What got me into marketing
Consulting Partner
Author
Rich Marson
Date
06.10.2022
In short, getting frustrated with a mop.
In September 1992, I had good reason to truly despise Monday mornings.A year earlier, I had turned my back on A Levels to study for a BTEC National Diploma in Hotel, Catering and Institutional Operations at Clarendon College in Nottingham. I don’t know why, except I had no idea what to do with my life, I liked the idea of being as cool as the hotel manager in Pretty Woman and my uncle once told me I was quite good at making a fruit salad.
Monday mornings had a three-hour slot allocated for ‘Accommodation’. A module that involved understanding how hotels worked in the most minute of detail:
How to choose a carpet based on its shag pile density.
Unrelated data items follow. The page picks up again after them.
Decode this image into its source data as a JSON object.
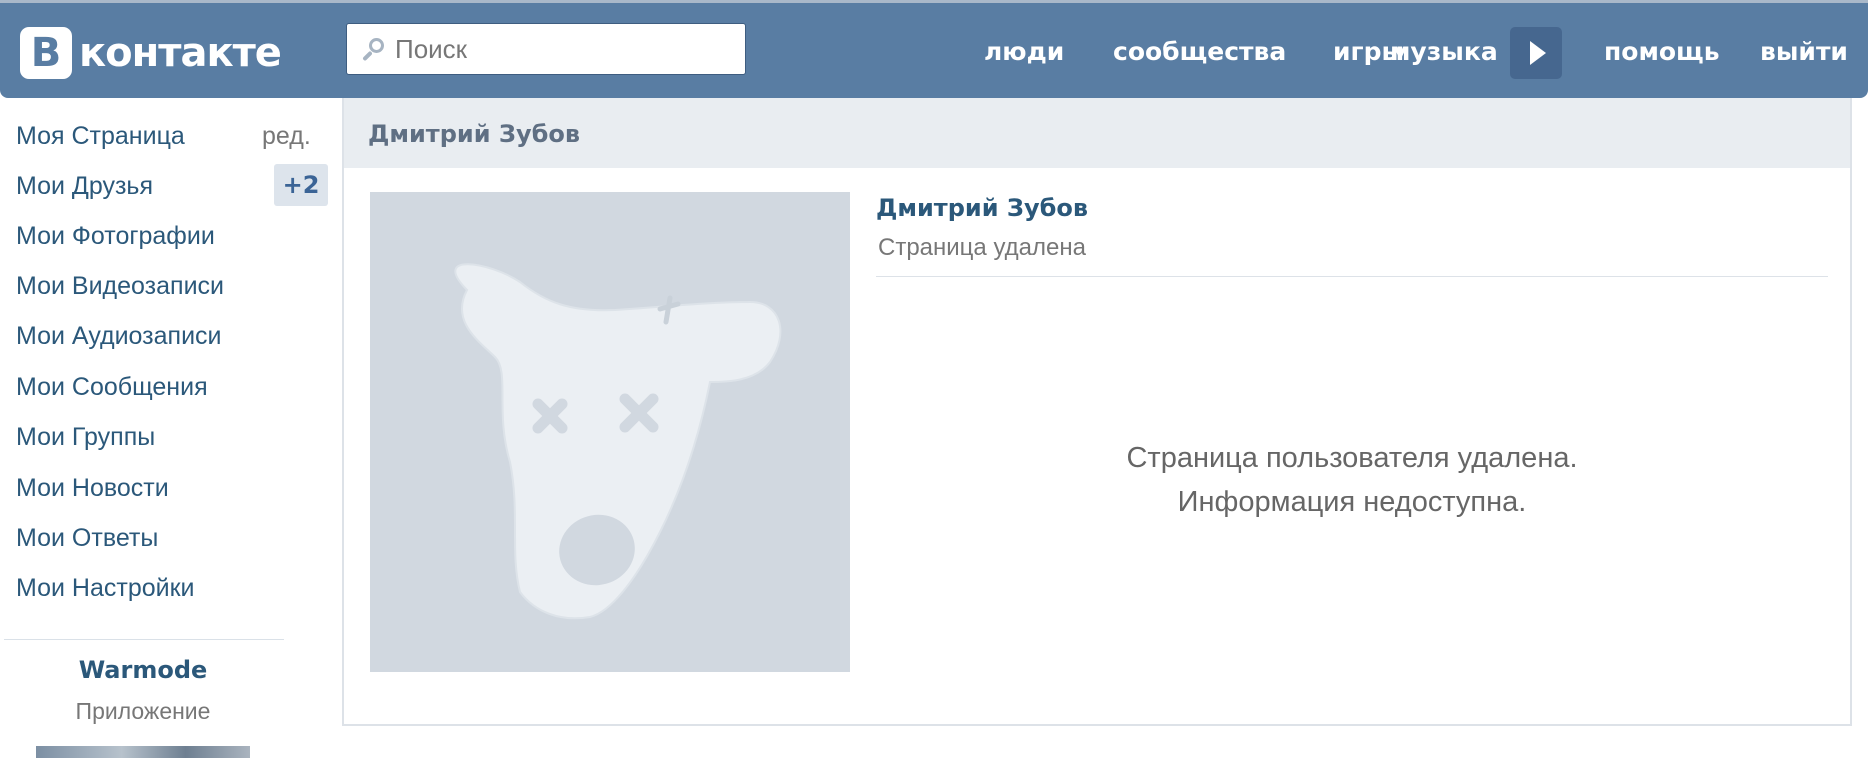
{
  "header": {
    "logo_letter": "В",
    "logo_text": "контакте",
    "search": {
      "placeholder": "Поиск"
    },
    "nav": {
      "people": "люди",
      "communities": "сообщества",
      "games": "игры",
      "music": "музыка",
      "help": "помощь",
      "logout": "выйти"
    },
    "play_icon": "play-icon"
  },
  "sidebar": {
    "items": [
      {
        "label": "Моя Страница"
      },
      {
        "label": "Мои Друзья"
      },
      {
        "label": "Мои Фотографии"
      },
      {
        "label": "Мои Видеозаписи"
      },
      {
        "label": "Мои Аудиозаписи"
      },
      {
        "label": "Мои Сообщения"
      },
      {
        "label": "Мои Группы"
      },
      {
        "label": "Мои Новости"
      },
      {
        "label": "Мои Ответы"
      },
      {
        "label": "Мои Настройки"
      }
    ],
    "edit_label": "ред.",
    "friends_badge": "+2",
    "app": {
      "name": "Warmode",
      "type": "Приложение"
    }
  },
  "main": {
    "header_title": "Дмитрий Зубов",
    "profile": {
      "name": "Дмитрий Зубов",
      "status": "Страница удалена"
    },
    "deleted_message": {
      "line1": "Страница пользователя удалена.",
      "line2": "Информация недоступна."
    }
  },
  "colors": {
    "header_bg": "#597da3",
    "link": "#2b587a",
    "avatar_bg": "#d1d8e0",
    "avatar_figure": "#ebeff3"
  }
}
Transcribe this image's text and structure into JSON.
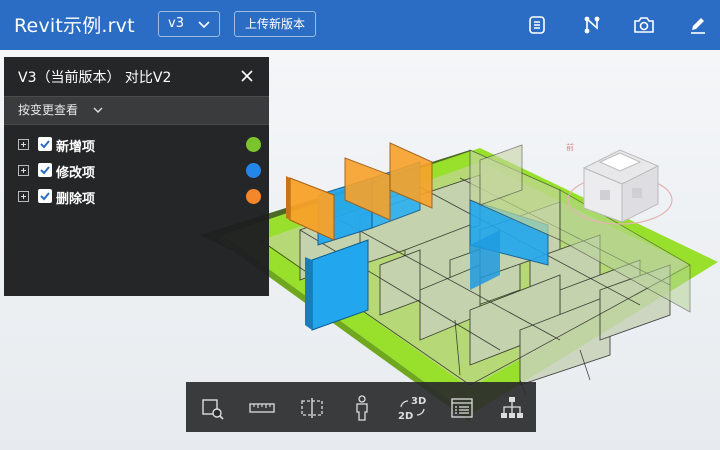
{
  "header": {
    "title": "Revit示例.rvt",
    "version": "v3",
    "upload_label": "上传新版本",
    "icons": [
      "list-icon",
      "graph-icon",
      "camera-icon",
      "pen-icon"
    ]
  },
  "panel": {
    "title": "V3（当前版本） 对比V2",
    "filter_label": "按变更查看",
    "items": [
      {
        "label": "新增项",
        "color": "#7cc42d",
        "checked": true
      },
      {
        "label": "修改项",
        "color": "#2486e8",
        "checked": true
      },
      {
        "label": "删除项",
        "color": "#f5862a",
        "checked": true
      }
    ]
  },
  "viewcube": {
    "face": "前"
  },
  "toolbar": {
    "tools": [
      "zoom-region-icon",
      "measure-icon",
      "section-box-icon",
      "person-view-icon",
      "view-2d-3d-icon",
      "properties-icon",
      "model-tree-icon"
    ],
    "toggle_3d": "3D",
    "toggle_2d": "2D"
  },
  "colors": {
    "header": "#2b6cc4",
    "added": "#7cc42d",
    "modified": "#2486e8",
    "deleted": "#f5862a"
  }
}
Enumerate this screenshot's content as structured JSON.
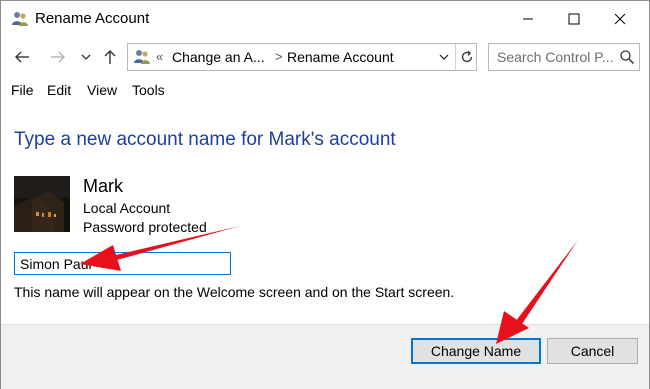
{
  "window": {
    "title": "Rename Account"
  },
  "address": {
    "overflow_chevron": "«",
    "segments": [
      "Change an A...",
      "Rename Account"
    ],
    "separator": ">"
  },
  "search": {
    "placeholder": "Search Control P..."
  },
  "menu": {
    "items": [
      "File",
      "Edit",
      "View",
      "Tools"
    ]
  },
  "main": {
    "heading": "Type a new account name for Mark's account",
    "account": {
      "name": "Mark",
      "type": "Local Account",
      "protection": "Password protected"
    },
    "new_name_value": "Simon Paul",
    "hint": "This name will appear on the Welcome screen and on the Start screen."
  },
  "buttons": {
    "change_name": "Change Name",
    "cancel": "Cancel"
  },
  "icons": [
    "users-icon",
    "back-arrow-icon",
    "forward-arrow-icon",
    "chevron-down-icon",
    "up-arrow-icon",
    "refresh-icon",
    "search-icon",
    "minimize-icon",
    "maximize-icon",
    "close-icon"
  ],
  "colors": {
    "heading": "#1e3f9e",
    "focus_border": "#0078d7",
    "annotation_arrow": "#e8101a"
  }
}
How to shape a bishop’s mitre for napkins on a dining table.
How to turn down a bedroom.
And on this particular Monday morning, a slippery slide right to the bottom:
How to mop the floor of a working kitchen for maximum efficacy.
It’s in a figure of eight, if you’re interested. I wasn’t.
It was the moment that confirmed I had made a terrible mistake. This wasn’t for me. What had I done?
But, from the despair of the morning came the hope of the afternoon. A sudden new sense of purpose brought by a new module that had appeared on my timetable. ‘The Principles of Marketing’.
Sadly, I can’t remember the tutor’s name, but I vividly recall his energy and enthusiasm for the subject and in particular the very first lesson he took. He told this simple compelling tale to capture, in essence, what marketing is all about. It was a story of three brothers looking to start their own butchers in competition with each other.
The first butcher – John Ham (nominative determinism in full effect) opened his shop on the high street and called it:
‘J. Ham. Butcher.’
Good start.
The second butcher, Tony, realised he would need to stand out from his brother and bought the unit two doors down and called it:
‘T Ham, Master Butcher’.
The final brother, Ben, and the master of marketing in this story, bought the unit in between his other brothers and simply called it:
‘Main Entrance’.
I was hooked.
Simplicity, common sense, smart thinking, ideas. Way better than carpets, napkins and mops. Suddenly I had clarity, I wanted to do Marketing at uni. Unfortunately, a BTEC qualification massively limits your options, but I managed to blag my way onto the BA Hons PR course at what was then Leeds Met.
In my third year, we had the option to work in the industry and I had decided that agency life sounded way better than ‘client side’ so I wrote to a load of agencies, got an interview and eventually a placement at Seven Associates, a small agency in Leeds, that offered Advertising, Design, Sales Promotion and PR services.
I spent the year working in the PR department writing press releases and coming up with photo opportunities for clients like Flamingo Land and Pleasure Island theme parks. It was a good experience, but my head was turned by advertising.
Sitting only a couple of desks away from me were the two creative directors, Glen and Pat. They would sit there talking about ads and I loved hearing them bounce ideas back and forward and having a right laugh while they did. I found myself writing down thoughts and lines about things they were talking about.
One day when they were working on a campaign to promote a college in Leeds, encouraging people leaving school to consider further education, I finally plucked up the courage to share a thought with them. Risking complete ridicule, I picked up a marker, turned to a fresh page in Pat’s Letraset pad and wrote the line:
‘They say school days are the best days of your life. They obviously didn’t go to college’.
I doubt they ran it. If they did it wouldn’t have won any awards and it explains why I don’t work in the creative department now, but I didn’t get laughed out of the room – “Hey, that’s not bad” was the response – and it cemented a love for advertising and creativity which is still there today.
I returned to uni convinced of the industry I wanted to go into afterwards, but not before I had done a year of travel.
However just before the end of the final term, I got a call from the MD at Seven asking me to come back and work in the advertising team as an Account Executive. I explained my travel plans and he just said: “Don’t be stupid” and then perhaps more empathetically: “Just try it for a year and travel after that”.
So, I did. A year passed and I never looked back.
Seven was acquired by Charles Walls Group (CWG) in 1999 where one of the directors was a certain Dave Sewards (you can read what got him into marketing here). We worked together on Red Square and Caribbean Twist campaigns in the first year and then launched Virgin Drinks. I guess we must have got on pretty well…
Then he left and I got an email from him from a Sydney internet café asking if I fancied getting involved in a new agency whenever he returned. Sadly, I said yes 😉 and the rest is history.